Kōhaku has long mixed traditional enka songs with the modern tunes that the young, hip kids like, and did so in a way that managed to appeal to all age ranges. But the appeal is no longer there. I’m not well-versed enough in music theory to know why that is. Perhaps it is the homogenization of radio-play music, where nothing much stands out anymore. It might be the overuse of 48-member all-girl singing teams. Or maybe it’s the program’s tendency to pull out the same songs over and over again. I’m a big fan of Ishikawa Sayuri, but her generation of crooners has more to offer than just another round of Tsugaru Kaikyō Furu Geshiki.
The show’s production team has tried to address changes in Japan and the broader interconnected world. This year’s theme, “Colorful,” is a clear attempt to respond to worldwide calls to downplay gender and racial differences within societies. A show with a gender divide right in the name—“kōhaku” means “red-white,” chromatic terms for the female and male contestants—is an obvious target for those who promote gender fluidity. Unfortunately, this year’s removal of competition at the host level (though not at the performer level) just made the show more boring rather than more relevant.

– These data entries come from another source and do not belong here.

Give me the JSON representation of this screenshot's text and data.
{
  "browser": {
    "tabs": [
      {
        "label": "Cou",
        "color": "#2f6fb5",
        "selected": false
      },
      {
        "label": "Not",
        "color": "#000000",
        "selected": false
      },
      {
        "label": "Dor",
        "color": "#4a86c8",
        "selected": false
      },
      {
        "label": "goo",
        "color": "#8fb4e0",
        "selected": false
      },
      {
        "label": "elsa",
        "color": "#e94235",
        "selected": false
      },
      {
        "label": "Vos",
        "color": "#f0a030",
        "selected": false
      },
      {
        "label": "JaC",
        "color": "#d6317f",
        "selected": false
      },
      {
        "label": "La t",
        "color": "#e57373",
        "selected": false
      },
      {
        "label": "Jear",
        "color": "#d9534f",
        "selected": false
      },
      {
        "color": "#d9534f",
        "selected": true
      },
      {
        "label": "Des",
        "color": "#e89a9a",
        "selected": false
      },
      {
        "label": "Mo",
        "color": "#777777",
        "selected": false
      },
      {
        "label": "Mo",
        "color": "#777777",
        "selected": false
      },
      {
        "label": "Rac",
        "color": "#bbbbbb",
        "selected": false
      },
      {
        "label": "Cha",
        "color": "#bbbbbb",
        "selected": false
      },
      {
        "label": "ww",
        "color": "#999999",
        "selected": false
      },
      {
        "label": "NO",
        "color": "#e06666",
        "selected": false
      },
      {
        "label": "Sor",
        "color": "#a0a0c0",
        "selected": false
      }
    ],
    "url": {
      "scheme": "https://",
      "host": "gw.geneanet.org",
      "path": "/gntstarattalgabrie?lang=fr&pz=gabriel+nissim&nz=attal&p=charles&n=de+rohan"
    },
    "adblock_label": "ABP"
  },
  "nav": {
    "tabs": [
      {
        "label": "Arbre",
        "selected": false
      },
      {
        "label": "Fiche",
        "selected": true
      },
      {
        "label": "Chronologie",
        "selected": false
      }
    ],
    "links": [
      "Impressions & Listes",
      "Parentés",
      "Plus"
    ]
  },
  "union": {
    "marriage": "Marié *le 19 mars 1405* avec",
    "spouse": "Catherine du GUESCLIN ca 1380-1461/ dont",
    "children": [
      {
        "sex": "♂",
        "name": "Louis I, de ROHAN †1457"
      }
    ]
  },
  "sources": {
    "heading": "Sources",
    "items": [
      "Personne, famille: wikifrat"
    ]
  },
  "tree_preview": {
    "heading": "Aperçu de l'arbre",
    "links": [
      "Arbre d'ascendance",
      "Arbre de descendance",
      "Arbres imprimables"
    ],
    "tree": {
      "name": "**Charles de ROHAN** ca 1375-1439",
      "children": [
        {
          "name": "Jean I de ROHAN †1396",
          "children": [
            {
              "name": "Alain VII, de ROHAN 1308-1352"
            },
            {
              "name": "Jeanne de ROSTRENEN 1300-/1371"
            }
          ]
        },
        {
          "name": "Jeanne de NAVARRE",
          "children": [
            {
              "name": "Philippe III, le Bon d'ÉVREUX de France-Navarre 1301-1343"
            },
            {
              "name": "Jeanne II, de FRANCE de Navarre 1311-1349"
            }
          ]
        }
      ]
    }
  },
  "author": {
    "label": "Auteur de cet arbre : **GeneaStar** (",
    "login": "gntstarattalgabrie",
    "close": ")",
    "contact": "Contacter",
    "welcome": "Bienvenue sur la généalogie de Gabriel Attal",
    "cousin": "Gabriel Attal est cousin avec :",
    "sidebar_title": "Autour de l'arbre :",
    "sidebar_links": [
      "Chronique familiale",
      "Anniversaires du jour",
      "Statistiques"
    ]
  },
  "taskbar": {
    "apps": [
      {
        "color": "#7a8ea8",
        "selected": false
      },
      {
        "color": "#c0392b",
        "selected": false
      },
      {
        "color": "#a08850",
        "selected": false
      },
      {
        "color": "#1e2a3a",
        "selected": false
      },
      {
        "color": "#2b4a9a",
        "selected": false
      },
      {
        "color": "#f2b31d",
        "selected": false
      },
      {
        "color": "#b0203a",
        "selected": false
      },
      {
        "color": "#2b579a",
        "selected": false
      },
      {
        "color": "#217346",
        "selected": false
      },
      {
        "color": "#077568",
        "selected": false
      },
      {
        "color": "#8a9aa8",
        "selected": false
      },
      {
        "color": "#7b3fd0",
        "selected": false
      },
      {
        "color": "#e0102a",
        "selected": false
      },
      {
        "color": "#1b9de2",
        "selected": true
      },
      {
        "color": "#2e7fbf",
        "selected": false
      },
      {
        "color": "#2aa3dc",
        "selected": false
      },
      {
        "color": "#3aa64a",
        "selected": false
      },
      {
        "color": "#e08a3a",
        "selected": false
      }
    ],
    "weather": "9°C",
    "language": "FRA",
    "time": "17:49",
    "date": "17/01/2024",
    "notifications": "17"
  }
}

Instead of figuring out how to appeal to changing demographics, the program has chosen to replace spectacle with gimmicks. I miss those days when Mikawa Kenichi and Kobayashi Sachiko would one-up each other with costumes that filled the entire stage. Instead, I had to watch Miyama Hiroshi sing Ukiyo-gasa yet again while participants in numbered T-shirts attempted to break the world record for sequential ken-dama captures yet again. NHK, step away from the kid’s toy!

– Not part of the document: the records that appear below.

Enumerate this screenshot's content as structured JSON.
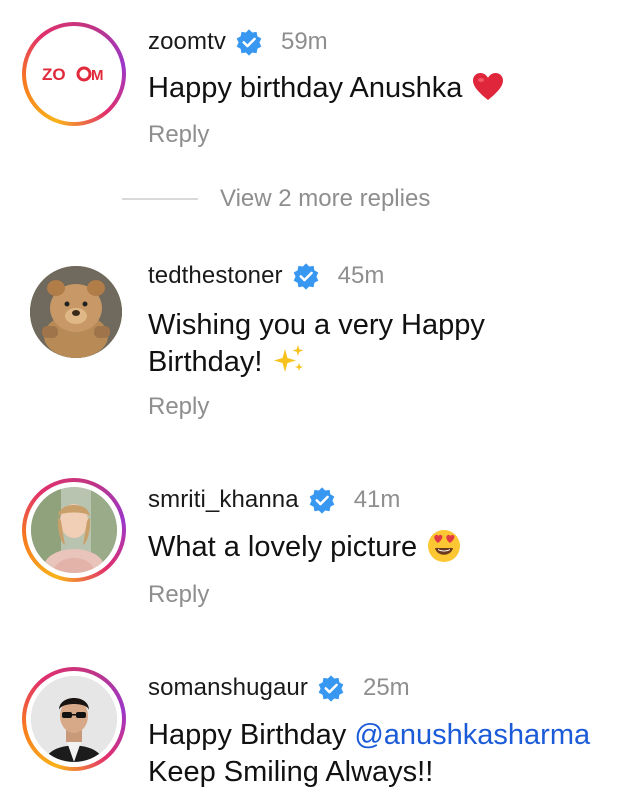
{
  "comments": [
    {
      "username": "zoomtv",
      "time": "59m",
      "text": "Happy birthday Anushka",
      "reply_label": "Reply",
      "avatar_logo_text": "ZOOM"
    },
    {
      "username": "tedthestoner",
      "time": "45m",
      "text_line1": "Wishing you a very Happy",
      "text_line2": "Birthday!",
      "reply_label": "Reply"
    },
    {
      "username": "smriti_khanna",
      "time": "41m",
      "text": "What a lovely picture",
      "reply_label": "Reply"
    },
    {
      "username": "somanshugaur",
      "time": "25m",
      "text_line1": "Happy Birthday",
      "mention": "@anushkasharma",
      "text_line2": "Keep Smiling Always!!"
    }
  ],
  "more_replies": {
    "label": "View 2 more replies"
  },
  "colors": {
    "verified_badge": "#3897f0",
    "mention": "#1b5bd8",
    "secondary_text": "#8e8e8e",
    "zoom_logo": "#e02a3c"
  },
  "icons": [
    "verified-badge-icon",
    "red-heart-emoji",
    "sparkles-emoji",
    "heart-eyes-emoji"
  ]
}
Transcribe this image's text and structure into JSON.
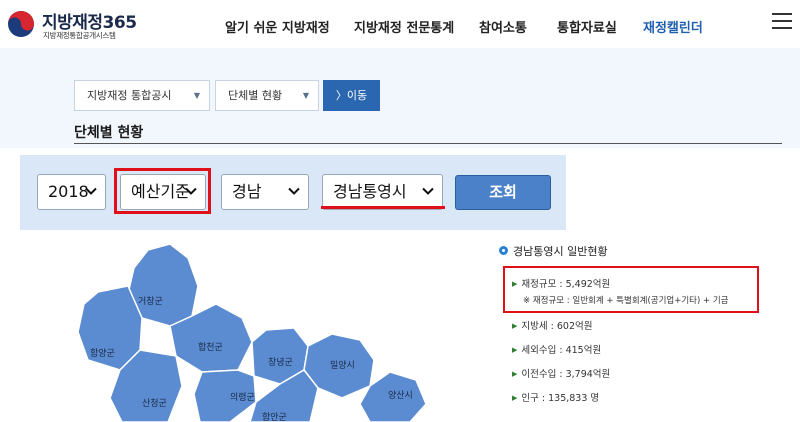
{
  "header": {
    "logo_title": "지방재정365",
    "logo_subtitle": "지방재정통합공개시스템",
    "nav": [
      {
        "label": "알기 쉬운 지방재정",
        "active": false
      },
      {
        "label": "지방재정 전문통계",
        "active": false
      },
      {
        "label": "참여소통",
        "active": false
      },
      {
        "label": "통합자료실",
        "active": false
      },
      {
        "label": "재정캘린더",
        "active": true
      }
    ]
  },
  "breadcrumb": {
    "level1": "지방재정 통합공시",
    "level2": "단체별 현황",
    "go_label": "〉이동"
  },
  "section_title": "단체별 현황",
  "filters": {
    "year": "2018",
    "basis": "예산기준",
    "region": "경남",
    "municipality": "경남통영시",
    "search_label": "조회"
  },
  "map": {
    "regions": [
      "거창군",
      "함양군",
      "합천군",
      "창녕군",
      "밀양시",
      "양산시",
      "산청군",
      "의령군",
      "함안군"
    ]
  },
  "info": {
    "title": "경남통영시 일반현황",
    "fiscal_scale": "재정규모 : 5,492억원",
    "fiscal_note": "※ 재정규모 : 일반회계 + 특별회계(공기업+기타) + 기금",
    "local_tax": "지방세 : 602억원",
    "non_tax": "세외수입 : 415억원",
    "transfer": "이전수입 : 3,794억원",
    "population": "인구 : 135,833 명"
  },
  "colors": {
    "accent": "#2b66b0",
    "map_fill": "#5b8bd0",
    "highlight_red": "#e0101a"
  }
}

Even NHK president Maeda Terunobu seemed ready to admit defeat, with his statement to another TV exec that the annual music show might be on the chopping block. It might not be missed. For our part, my wife and I spent most of the evening watching a “five-hour special” version of TV Asahi’s normal Friday-night show Zawatsuku. I wasn’t the only one thinking this way, either. Even Japan’s primary English-language newspaper gave advance advice on what else to watch on ōmisoka (New Year’s Eve).

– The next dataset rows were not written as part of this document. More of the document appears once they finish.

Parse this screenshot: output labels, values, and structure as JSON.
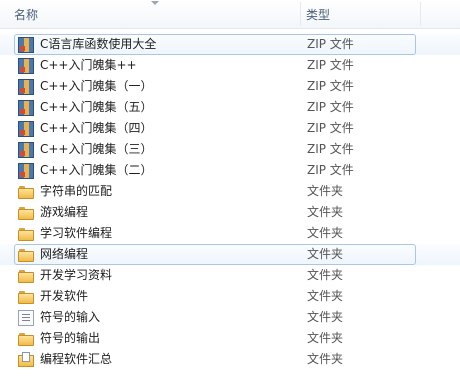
{
  "header": {
    "name_label": "名称",
    "type_label": "类型"
  },
  "rows": [
    {
      "name": "C语言库函数使用大全",
      "type": "ZIP 文件",
      "icon": "zip-archive-icon",
      "selected": true
    },
    {
      "name": "C++入门魄集++",
      "type": "ZIP 文件",
      "icon": "zip-archive-icon"
    },
    {
      "name": "C++入门魄集（一）",
      "type": "ZIP 文件",
      "icon": "zip-archive-icon"
    },
    {
      "name": "C++入门魄集（五）",
      "type": "ZIP 文件",
      "icon": "zip-archive-icon"
    },
    {
      "name": "C++入门魄集（四）",
      "type": "ZIP 文件",
      "icon": "zip-archive-icon"
    },
    {
      "name": "C++入门魄集（三）",
      "type": "ZIP 文件",
      "icon": "zip-archive-icon"
    },
    {
      "name": "C++入门魄集（二）",
      "type": "ZIP 文件",
      "icon": "zip-archive-icon"
    },
    {
      "name": "字符串的匹配",
      "type": "文件夹",
      "icon": "folder-icon"
    },
    {
      "name": "游戏编程",
      "type": "文件夹",
      "icon": "folder-icon"
    },
    {
      "name": "学习软件编程",
      "type": "文件夹",
      "icon": "folder-icon"
    },
    {
      "name": "网络编程",
      "type": "文件夹",
      "icon": "folder-icon",
      "selected": true
    },
    {
      "name": "开发学习资料",
      "type": "文件夹",
      "icon": "folder-icon"
    },
    {
      "name": "开发软件",
      "type": "文件夹",
      "icon": "folder-icon"
    },
    {
      "name": "符号的输入",
      "type": "文件夹",
      "icon": "text-document-icon"
    },
    {
      "name": "符号的输出",
      "type": "文件夹",
      "icon": "folder-icon"
    },
    {
      "name": "编程软件汇总",
      "type": "文件夹",
      "icon": "special-folder-icon"
    }
  ]
}
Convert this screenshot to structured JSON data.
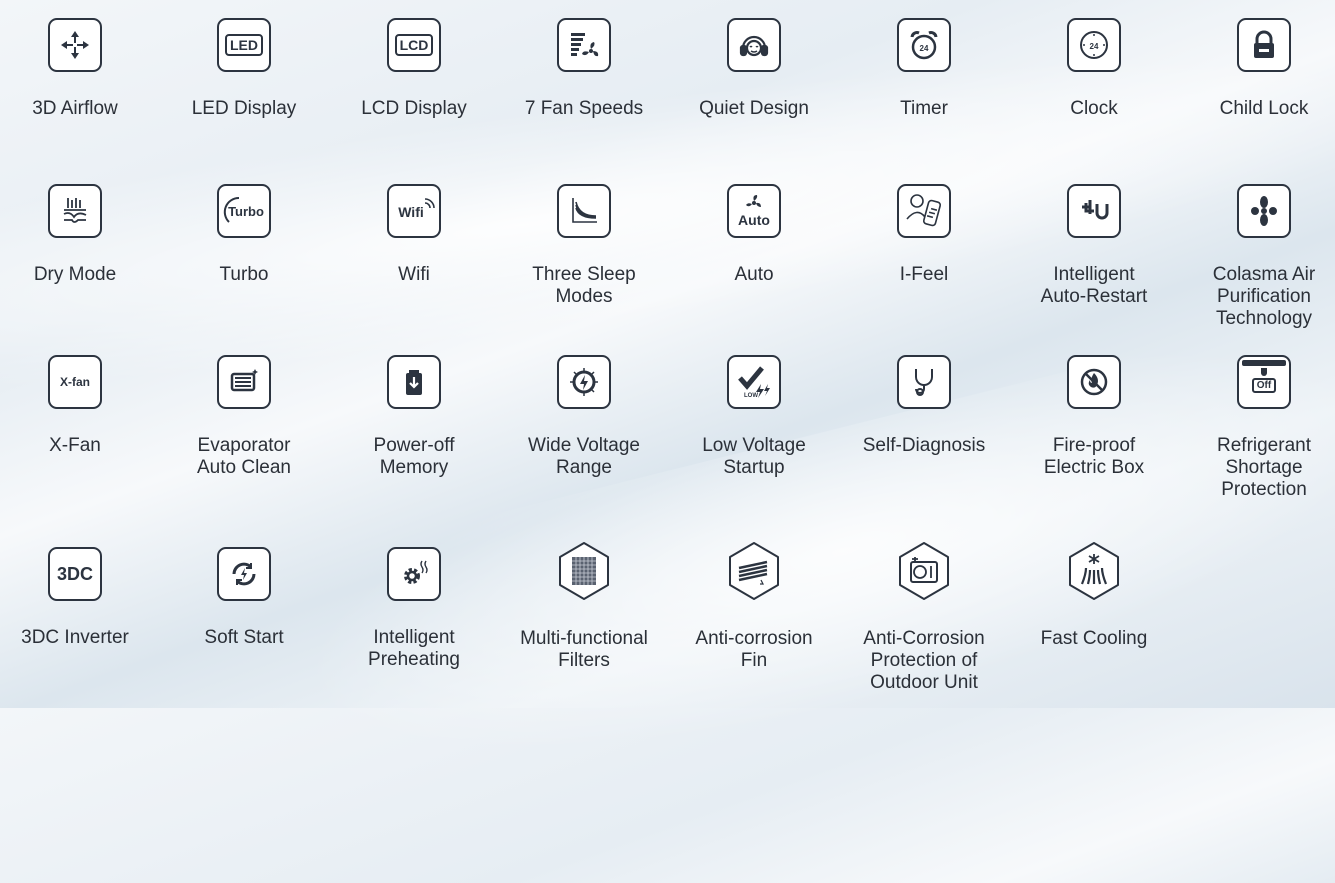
{
  "features": [
    {
      "label": "3D Airflow",
      "icon": "airflow-icon"
    },
    {
      "label": "LED Display",
      "icon": "led-icon",
      "text": "LED"
    },
    {
      "label": "LCD Display",
      "icon": "lcd-icon",
      "text": "LCD"
    },
    {
      "label": "7 Fan Speeds",
      "icon": "fan-speeds-icon"
    },
    {
      "label": "Quiet Design",
      "icon": "quiet-icon"
    },
    {
      "label": "Timer",
      "icon": "alarm-clock-icon",
      "text": "24"
    },
    {
      "label": "Clock",
      "icon": "clock-icon",
      "text": "24"
    },
    {
      "label": "Child Lock",
      "icon": "lock-icon"
    },
    {
      "label": "Dry Mode",
      "icon": "dry-mode-icon"
    },
    {
      "label": "Turbo",
      "icon": "turbo-icon",
      "text": "Turbo"
    },
    {
      "label": "Wifi",
      "icon": "wifi-icon",
      "text": "Wifi"
    },
    {
      "label": "Three Sleep\nModes",
      "icon": "sleep-curve-icon"
    },
    {
      "label": "Auto",
      "icon": "auto-fan-icon",
      "text": "Auto"
    },
    {
      "label": "I-Feel",
      "icon": "remote-person-icon"
    },
    {
      "label": "Intelligent\nAuto-Restart",
      "icon": "restart-plug-icon"
    },
    {
      "label": "Colasma Air\nPurification\nTechnology",
      "icon": "purifier-icon"
    },
    {
      "label": "X-Fan",
      "icon": "xfan-icon",
      "text": "X-fan"
    },
    {
      "label": "Evaporator\nAuto Clean",
      "icon": "evaporator-icon"
    },
    {
      "label": "Power-off\nMemory",
      "icon": "battery-icon"
    },
    {
      "label": "Wide Voltage\nRange",
      "icon": "voltage-range-icon"
    },
    {
      "label": "Low Voltage\nStartup",
      "icon": "low-voltage-icon",
      "text": "LOW"
    },
    {
      "label": "Self-Diagnosis",
      "icon": "stethoscope-icon"
    },
    {
      "label": "Fire-proof\nElectric Box",
      "icon": "fire-icon"
    },
    {
      "label": "Refrigerant\nShortage\nProtection",
      "icon": "refrigerant-off-icon",
      "text": "Off"
    },
    {
      "label": "3DC Inverter",
      "icon": "3dc-icon",
      "text": "3DC"
    },
    {
      "label": "Soft Start",
      "icon": "soft-start-icon"
    },
    {
      "label": "Intelligent\nPreheating",
      "icon": "preheat-gear-icon"
    },
    {
      "label": "Multi-functional\nFilters",
      "icon": "filter-icon"
    },
    {
      "label": "Anti-corrosion\nFin",
      "icon": "fin-icon"
    },
    {
      "label": "Anti-Corrosion\nProtection of\nOutdoor Unit",
      "icon": "outdoor-unit-icon"
    },
    {
      "label": "Fast Cooling",
      "icon": "fast-cooling-icon"
    }
  ]
}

I would hate to see Kōhaku Uta Gassen disappear. I have looked forward to viewing it, or at least having it on in the background, every New Year’s Eve for decades. But just like the Oscars, NHK’s annual event may have outlived its purpose. With easy access to internet-enabled global social enclaves, citizens no longer seek out national unifying events like they did in the past, whether in America or Japan. Unless the program can recapture the essence of what is musically Japanese, and do so in a way that actually has cultural meaning for the nation’s viewers, it may be a lost gassen.